Hopewell City Charter Change Approved
By LYNDON GERMAN
Feb 2, 2017, 15:37
With the commencement of 2017 Virginia General Assembly, Hopewell representatives hope to push through to amend the city’s charter to clarify language that’ll incentivize development. As of Jan. 30 the bill has made it out of committee and has passed the the floor of the House of Delegates.
Late in November, Hopewell City Council held a special meeting to approve the amended charter and then in December the Hopewell Legislative Committee met with its General Assembly representatives to explain the importance of these changes.
The city is requesting a change to Chapter 25 of the city’s charter sections one and three. The chapter addresses the renewal of Hopewell’s Water Renewal commission, the method of which its members are chosen and how Hopewell’s City Council and local manufactures contribute funds to the commission.
Initially the charter’s language states that the commission be made up eight members, five of whom are nominated by local manufactures, who act on behalf of the city on matters related to the city-owned wastewater treatment facility. Those matters include maintenance and expansion of the facility.
Previously new manufactures appointed to the commission give a capital contribution of 4% of the original cost of their facility.
The changes Hopewell wishes to makes expands the amount of commission members approved by City Council from eight to a undisclosed number, six of those members shall be made up of manufactures and the capital contribution for new manufactures shall be determined by City Council upon their recommendation.

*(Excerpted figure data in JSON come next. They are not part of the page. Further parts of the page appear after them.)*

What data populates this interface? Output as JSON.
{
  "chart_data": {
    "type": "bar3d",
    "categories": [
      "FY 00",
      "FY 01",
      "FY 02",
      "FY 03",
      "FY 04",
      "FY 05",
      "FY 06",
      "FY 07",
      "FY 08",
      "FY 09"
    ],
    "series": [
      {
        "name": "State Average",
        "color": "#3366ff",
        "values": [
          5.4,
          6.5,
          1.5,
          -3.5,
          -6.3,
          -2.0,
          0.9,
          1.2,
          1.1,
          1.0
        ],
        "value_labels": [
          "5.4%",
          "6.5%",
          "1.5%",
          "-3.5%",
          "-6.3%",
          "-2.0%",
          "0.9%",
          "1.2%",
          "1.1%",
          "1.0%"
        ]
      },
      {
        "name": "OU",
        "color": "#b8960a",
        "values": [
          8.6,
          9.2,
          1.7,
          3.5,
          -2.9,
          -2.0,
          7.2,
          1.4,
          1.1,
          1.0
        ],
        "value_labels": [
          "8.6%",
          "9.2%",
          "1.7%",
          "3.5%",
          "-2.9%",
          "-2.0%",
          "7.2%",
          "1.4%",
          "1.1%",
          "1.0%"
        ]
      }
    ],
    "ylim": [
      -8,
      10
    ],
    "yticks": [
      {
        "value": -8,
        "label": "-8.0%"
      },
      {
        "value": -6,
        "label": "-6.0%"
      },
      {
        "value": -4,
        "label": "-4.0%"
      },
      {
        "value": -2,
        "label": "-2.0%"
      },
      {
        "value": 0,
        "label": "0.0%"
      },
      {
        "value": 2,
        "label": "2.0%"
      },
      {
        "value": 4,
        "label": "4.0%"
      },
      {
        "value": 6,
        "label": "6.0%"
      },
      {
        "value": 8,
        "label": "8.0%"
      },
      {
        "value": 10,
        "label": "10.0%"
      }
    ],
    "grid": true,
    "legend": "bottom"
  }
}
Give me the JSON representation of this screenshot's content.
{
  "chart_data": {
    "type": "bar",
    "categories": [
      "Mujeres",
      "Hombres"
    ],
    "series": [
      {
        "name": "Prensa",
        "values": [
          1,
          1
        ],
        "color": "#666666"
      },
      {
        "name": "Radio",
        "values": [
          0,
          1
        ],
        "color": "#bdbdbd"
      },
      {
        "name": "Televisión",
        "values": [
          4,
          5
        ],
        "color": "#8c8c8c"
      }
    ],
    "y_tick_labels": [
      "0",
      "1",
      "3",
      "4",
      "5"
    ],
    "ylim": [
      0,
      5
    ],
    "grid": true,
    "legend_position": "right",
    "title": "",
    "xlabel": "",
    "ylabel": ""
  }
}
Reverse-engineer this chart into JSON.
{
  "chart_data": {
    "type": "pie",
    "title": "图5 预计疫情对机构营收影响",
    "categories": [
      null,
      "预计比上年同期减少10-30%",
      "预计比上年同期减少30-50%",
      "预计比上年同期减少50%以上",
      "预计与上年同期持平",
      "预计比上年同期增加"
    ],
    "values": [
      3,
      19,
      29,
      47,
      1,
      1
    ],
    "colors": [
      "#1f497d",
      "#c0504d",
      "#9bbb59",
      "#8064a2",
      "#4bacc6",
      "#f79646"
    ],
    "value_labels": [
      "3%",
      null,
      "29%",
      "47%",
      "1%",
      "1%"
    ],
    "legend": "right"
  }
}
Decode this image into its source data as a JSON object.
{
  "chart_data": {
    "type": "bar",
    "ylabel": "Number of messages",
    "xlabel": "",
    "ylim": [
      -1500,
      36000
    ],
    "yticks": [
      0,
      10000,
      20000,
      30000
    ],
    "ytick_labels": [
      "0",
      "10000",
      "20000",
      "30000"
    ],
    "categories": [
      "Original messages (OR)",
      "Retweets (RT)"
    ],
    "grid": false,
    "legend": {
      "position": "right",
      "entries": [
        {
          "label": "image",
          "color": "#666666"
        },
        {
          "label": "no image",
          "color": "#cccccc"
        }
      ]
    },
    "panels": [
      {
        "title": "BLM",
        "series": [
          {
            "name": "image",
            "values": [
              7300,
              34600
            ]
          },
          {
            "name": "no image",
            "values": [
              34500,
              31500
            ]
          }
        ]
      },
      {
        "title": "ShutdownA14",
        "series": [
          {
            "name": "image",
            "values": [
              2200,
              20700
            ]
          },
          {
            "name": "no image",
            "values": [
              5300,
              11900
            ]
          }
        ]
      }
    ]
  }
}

The reason for the change is to incentivize manufacturer development. As construction cost go up the initial 4% request became a larger hurdle for manufactures to jump. With a negotiable contribution developers will be able to alleviate some of their contributing cost.
The proposed changes made it through Virginia House of Delegates subcommittees with unanimous votes though with one substitution which limits the commission membership to nine members. The bill was read for the third time on the house floor on Feb. 1 where it passed with a block vote.